For which bases b is it possible to make a pandigital number in base b that is divisible by 11 in base b?
For example, in base 4: 1023 / 11 = 33. (In base 10 this is 75 / 5 = 15.)
The divisibility rule for 11 works in other bases as well.
Consider the "odd" positioned digits as red and the "even" positioned digits as blue. The sum of reds minus the sum of blues (call it "diff") must be 0 or a multiple of 11 in base b, or (b+1).
If you start out with a test number of 01234.... ending in (b-1) and compute the difference between reds and blues, "diff" is something like:
+ b/2 for even bases, and
- (b-1)/2 for odd bases.
(Sorry about the leading zero, but it's easy enough to flip numbers later to remove any leading zero)

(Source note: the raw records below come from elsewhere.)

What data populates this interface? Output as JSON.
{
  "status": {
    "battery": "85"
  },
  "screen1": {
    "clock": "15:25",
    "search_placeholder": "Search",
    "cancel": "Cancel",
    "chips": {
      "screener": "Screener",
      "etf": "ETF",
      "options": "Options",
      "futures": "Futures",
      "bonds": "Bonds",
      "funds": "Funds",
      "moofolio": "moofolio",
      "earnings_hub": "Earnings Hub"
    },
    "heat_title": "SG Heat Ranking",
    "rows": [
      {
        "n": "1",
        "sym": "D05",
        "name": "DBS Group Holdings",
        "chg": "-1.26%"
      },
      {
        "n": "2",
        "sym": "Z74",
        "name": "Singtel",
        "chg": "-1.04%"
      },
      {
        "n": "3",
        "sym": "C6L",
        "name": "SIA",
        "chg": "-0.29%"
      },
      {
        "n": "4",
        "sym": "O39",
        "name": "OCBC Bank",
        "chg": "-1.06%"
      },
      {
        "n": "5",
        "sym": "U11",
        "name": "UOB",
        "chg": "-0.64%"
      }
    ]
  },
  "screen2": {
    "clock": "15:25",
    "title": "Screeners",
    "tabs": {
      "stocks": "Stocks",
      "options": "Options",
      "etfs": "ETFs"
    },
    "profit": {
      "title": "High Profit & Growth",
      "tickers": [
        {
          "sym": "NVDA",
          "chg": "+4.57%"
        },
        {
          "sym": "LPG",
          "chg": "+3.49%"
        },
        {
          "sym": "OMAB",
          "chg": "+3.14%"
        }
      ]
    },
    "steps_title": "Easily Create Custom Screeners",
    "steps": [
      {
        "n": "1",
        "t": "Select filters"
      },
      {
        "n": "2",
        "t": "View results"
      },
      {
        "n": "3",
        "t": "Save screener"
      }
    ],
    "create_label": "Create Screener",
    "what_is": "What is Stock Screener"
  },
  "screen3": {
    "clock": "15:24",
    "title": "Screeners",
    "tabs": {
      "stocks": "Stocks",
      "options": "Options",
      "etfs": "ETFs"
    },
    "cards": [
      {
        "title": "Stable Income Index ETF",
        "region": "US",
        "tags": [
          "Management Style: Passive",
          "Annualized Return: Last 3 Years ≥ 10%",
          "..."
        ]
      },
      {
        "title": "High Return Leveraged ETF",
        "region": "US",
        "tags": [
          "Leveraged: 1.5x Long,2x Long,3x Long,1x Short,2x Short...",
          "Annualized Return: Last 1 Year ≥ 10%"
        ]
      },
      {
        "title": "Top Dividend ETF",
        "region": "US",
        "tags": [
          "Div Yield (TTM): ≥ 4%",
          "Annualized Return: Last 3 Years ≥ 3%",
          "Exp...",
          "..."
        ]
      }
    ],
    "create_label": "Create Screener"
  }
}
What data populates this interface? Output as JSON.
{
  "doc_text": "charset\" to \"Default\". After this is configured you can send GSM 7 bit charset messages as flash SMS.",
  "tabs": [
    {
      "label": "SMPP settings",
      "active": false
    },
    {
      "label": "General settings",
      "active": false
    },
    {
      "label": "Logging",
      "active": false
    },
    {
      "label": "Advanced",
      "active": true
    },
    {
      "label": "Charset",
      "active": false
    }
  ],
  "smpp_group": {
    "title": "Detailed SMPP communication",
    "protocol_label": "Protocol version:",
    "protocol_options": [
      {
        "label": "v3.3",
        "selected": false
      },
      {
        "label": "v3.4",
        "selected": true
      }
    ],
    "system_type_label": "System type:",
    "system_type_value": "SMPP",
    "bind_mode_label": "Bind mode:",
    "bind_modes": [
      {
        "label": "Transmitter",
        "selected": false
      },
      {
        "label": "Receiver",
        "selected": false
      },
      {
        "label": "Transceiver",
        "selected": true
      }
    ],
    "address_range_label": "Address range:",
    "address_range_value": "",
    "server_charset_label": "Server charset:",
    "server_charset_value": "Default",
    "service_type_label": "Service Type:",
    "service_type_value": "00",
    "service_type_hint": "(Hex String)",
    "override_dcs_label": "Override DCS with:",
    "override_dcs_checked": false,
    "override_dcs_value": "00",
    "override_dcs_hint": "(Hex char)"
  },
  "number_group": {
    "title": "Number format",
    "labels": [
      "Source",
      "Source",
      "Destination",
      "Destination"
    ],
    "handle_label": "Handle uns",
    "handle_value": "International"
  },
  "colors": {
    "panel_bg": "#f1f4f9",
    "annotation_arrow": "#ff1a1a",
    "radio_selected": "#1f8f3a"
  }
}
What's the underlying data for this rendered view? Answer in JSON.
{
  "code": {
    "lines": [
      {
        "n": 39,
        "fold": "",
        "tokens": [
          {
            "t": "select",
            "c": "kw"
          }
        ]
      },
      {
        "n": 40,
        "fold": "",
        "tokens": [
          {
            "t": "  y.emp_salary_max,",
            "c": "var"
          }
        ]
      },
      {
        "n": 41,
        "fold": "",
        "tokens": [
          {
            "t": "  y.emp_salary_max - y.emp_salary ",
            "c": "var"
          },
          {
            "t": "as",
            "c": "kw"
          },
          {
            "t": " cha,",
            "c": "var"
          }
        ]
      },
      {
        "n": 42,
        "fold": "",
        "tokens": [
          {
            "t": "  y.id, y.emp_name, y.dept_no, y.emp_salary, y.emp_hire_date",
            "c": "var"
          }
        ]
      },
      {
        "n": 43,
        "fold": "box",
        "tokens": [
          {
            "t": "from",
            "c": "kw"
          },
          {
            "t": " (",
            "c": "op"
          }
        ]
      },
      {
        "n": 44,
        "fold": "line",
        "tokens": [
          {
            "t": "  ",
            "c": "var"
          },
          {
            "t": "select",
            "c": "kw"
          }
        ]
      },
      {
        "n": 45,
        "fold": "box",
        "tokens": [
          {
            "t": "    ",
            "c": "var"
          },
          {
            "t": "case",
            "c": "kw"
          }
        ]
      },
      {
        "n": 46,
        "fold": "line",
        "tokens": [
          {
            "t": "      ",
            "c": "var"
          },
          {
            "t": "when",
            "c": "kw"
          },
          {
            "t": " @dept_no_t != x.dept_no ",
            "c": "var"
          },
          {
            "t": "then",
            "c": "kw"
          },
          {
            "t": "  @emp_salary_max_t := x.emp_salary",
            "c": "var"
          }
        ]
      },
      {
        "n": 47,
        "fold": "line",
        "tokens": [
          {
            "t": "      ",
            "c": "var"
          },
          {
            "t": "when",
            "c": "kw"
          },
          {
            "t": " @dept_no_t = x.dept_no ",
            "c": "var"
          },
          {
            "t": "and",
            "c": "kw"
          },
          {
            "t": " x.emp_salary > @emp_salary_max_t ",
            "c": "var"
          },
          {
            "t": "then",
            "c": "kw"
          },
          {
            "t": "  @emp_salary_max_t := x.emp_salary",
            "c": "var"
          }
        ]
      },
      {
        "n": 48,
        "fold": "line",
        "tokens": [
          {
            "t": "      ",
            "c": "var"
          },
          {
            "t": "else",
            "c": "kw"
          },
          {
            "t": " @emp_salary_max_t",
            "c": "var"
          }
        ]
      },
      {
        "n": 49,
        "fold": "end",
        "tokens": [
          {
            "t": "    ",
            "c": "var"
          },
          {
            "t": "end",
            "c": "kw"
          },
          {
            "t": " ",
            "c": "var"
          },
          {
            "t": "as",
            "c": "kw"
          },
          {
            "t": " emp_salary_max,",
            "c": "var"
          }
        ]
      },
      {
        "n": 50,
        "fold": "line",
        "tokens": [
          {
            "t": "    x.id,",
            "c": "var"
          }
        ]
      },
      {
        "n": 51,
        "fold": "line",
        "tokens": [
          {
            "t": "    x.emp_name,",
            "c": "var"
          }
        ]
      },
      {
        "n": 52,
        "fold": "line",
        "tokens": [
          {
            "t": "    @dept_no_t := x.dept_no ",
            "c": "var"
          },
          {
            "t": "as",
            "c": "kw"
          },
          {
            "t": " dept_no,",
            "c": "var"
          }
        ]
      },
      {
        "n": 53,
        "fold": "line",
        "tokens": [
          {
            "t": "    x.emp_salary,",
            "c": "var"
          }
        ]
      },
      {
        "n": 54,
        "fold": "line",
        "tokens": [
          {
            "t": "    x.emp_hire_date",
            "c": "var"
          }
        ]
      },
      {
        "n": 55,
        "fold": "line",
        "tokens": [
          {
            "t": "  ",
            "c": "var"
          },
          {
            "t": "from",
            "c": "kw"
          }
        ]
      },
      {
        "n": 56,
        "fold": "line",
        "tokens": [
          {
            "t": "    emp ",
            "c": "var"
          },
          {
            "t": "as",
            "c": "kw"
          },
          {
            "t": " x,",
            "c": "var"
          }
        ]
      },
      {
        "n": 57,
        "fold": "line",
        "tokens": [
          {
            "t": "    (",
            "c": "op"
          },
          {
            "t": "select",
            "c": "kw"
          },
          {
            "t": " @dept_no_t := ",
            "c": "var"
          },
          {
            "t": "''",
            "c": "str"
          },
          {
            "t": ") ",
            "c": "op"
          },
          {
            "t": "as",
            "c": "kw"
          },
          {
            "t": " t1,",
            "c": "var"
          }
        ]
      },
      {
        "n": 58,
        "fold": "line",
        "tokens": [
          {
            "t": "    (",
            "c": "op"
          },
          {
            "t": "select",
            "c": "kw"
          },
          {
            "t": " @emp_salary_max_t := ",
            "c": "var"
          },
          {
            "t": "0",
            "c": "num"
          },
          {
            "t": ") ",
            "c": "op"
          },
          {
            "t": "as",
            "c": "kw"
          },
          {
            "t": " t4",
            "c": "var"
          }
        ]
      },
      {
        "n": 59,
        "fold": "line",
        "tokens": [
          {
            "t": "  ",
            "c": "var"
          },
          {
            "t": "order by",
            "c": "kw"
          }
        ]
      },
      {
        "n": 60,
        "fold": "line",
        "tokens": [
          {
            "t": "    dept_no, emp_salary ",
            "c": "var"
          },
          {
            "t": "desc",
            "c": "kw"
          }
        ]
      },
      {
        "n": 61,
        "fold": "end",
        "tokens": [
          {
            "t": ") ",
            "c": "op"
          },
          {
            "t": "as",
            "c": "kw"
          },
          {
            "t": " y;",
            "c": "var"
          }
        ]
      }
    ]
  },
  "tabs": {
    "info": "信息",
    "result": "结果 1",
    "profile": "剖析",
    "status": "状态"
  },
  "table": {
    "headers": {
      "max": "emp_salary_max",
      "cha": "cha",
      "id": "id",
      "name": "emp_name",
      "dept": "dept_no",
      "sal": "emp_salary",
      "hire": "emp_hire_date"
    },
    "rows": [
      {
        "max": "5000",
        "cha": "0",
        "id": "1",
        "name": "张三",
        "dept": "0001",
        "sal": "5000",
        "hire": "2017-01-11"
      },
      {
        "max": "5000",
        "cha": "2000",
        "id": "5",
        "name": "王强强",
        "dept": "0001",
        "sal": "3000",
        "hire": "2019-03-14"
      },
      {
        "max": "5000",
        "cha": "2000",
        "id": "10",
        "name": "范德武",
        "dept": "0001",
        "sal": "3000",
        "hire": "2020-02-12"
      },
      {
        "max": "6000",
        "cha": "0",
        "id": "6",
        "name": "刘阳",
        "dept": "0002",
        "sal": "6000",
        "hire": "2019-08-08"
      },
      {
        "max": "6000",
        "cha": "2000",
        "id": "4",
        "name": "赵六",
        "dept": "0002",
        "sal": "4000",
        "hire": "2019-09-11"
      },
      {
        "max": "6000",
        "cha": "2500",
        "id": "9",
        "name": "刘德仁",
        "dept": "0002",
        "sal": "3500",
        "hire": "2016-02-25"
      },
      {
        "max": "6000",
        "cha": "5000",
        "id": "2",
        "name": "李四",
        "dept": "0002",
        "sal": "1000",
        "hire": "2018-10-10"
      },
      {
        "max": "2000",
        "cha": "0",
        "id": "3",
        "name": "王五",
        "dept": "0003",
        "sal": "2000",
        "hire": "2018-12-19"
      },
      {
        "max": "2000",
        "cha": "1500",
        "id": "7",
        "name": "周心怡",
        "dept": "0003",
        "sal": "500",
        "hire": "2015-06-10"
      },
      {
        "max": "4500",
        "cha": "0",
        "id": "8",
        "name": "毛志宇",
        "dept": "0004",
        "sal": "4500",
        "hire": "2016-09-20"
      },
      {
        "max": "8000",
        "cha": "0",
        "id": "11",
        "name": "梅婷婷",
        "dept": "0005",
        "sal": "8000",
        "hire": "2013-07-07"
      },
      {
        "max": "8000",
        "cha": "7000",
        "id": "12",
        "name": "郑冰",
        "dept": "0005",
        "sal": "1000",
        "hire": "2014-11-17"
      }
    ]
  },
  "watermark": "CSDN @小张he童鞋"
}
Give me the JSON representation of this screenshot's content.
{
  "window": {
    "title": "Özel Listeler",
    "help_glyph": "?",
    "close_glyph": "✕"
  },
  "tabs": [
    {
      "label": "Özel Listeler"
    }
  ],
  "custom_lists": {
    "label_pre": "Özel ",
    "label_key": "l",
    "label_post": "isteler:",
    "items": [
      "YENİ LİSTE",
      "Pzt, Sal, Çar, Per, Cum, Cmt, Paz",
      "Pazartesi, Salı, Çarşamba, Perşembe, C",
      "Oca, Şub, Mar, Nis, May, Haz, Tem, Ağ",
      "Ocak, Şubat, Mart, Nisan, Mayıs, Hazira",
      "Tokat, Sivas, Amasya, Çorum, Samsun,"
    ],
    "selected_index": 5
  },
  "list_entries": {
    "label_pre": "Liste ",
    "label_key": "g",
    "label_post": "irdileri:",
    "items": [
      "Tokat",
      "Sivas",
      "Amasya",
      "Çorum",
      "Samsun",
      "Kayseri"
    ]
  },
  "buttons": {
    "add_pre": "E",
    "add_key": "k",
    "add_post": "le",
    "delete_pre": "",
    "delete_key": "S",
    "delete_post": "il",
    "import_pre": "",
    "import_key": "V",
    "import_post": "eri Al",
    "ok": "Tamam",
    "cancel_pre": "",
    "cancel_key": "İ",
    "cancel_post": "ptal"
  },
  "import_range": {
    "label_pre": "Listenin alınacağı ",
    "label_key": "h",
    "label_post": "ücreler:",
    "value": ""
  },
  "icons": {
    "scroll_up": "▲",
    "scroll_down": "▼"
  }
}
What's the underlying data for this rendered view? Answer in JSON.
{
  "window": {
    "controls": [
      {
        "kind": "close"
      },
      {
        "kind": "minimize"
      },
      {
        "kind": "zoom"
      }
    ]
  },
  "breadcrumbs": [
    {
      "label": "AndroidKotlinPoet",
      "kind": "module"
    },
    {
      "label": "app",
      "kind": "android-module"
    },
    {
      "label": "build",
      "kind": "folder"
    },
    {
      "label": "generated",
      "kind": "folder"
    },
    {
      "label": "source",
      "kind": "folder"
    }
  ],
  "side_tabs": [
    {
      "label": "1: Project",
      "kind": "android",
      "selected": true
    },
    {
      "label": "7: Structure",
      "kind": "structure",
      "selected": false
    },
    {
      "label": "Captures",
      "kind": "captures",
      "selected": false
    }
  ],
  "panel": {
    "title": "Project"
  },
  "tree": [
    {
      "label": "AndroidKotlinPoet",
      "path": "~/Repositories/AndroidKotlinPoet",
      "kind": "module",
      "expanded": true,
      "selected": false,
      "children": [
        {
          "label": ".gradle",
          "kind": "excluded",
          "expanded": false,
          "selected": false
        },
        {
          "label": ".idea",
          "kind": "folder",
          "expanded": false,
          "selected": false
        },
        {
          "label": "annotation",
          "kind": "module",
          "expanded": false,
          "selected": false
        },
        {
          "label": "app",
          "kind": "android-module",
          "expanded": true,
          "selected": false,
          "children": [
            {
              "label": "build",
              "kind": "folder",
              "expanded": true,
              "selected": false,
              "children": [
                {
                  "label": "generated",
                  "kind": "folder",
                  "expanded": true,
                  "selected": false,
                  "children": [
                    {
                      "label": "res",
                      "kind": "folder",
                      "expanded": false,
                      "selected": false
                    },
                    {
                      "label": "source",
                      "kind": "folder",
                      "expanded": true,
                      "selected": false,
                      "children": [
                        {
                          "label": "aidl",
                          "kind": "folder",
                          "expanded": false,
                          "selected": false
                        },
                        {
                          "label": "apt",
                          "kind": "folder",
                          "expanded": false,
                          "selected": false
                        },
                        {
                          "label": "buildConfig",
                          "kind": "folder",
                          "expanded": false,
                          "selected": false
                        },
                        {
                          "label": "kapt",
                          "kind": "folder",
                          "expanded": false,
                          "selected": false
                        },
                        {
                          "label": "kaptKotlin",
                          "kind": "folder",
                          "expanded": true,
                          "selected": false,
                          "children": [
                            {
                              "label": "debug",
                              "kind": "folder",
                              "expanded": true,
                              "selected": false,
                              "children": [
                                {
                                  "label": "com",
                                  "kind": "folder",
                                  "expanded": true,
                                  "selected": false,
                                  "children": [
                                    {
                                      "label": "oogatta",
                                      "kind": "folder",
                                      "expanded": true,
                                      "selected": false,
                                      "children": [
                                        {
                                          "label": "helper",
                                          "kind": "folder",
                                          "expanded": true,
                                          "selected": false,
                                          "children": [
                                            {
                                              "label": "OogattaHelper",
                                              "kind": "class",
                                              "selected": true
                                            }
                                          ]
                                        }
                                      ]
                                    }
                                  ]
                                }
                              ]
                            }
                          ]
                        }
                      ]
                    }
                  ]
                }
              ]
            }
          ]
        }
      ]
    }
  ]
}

Now imagine flipping a red and blue number in their positions. The change to "diff" is always an even number, whatever amount the blue team lost, the red team gained. Thus you can only change "diff" by a + or - even number.
This explains why base 7 has no solution:
for 1023456, the smallest base 7 pandigital, diff = -3. But diff needs to be 0 or 8 or -8 and there is no way to get there in even increments starting at -3.
I used this technique to find a base 13 pandigital which is divisible by 11 in base 13.
1423056789ABC (base 13) = 30774602733042 (base 10)
which is divisible by 14 (or 11 in base 13): 2,198,185,909,503
It appears that bases which are 3 mod 4 will have no pandigital divisible by 11 in that base, or b=3+4n (n=0,1,2,...) because "diff" will be odd and no number flips can produce (b+1) which is even.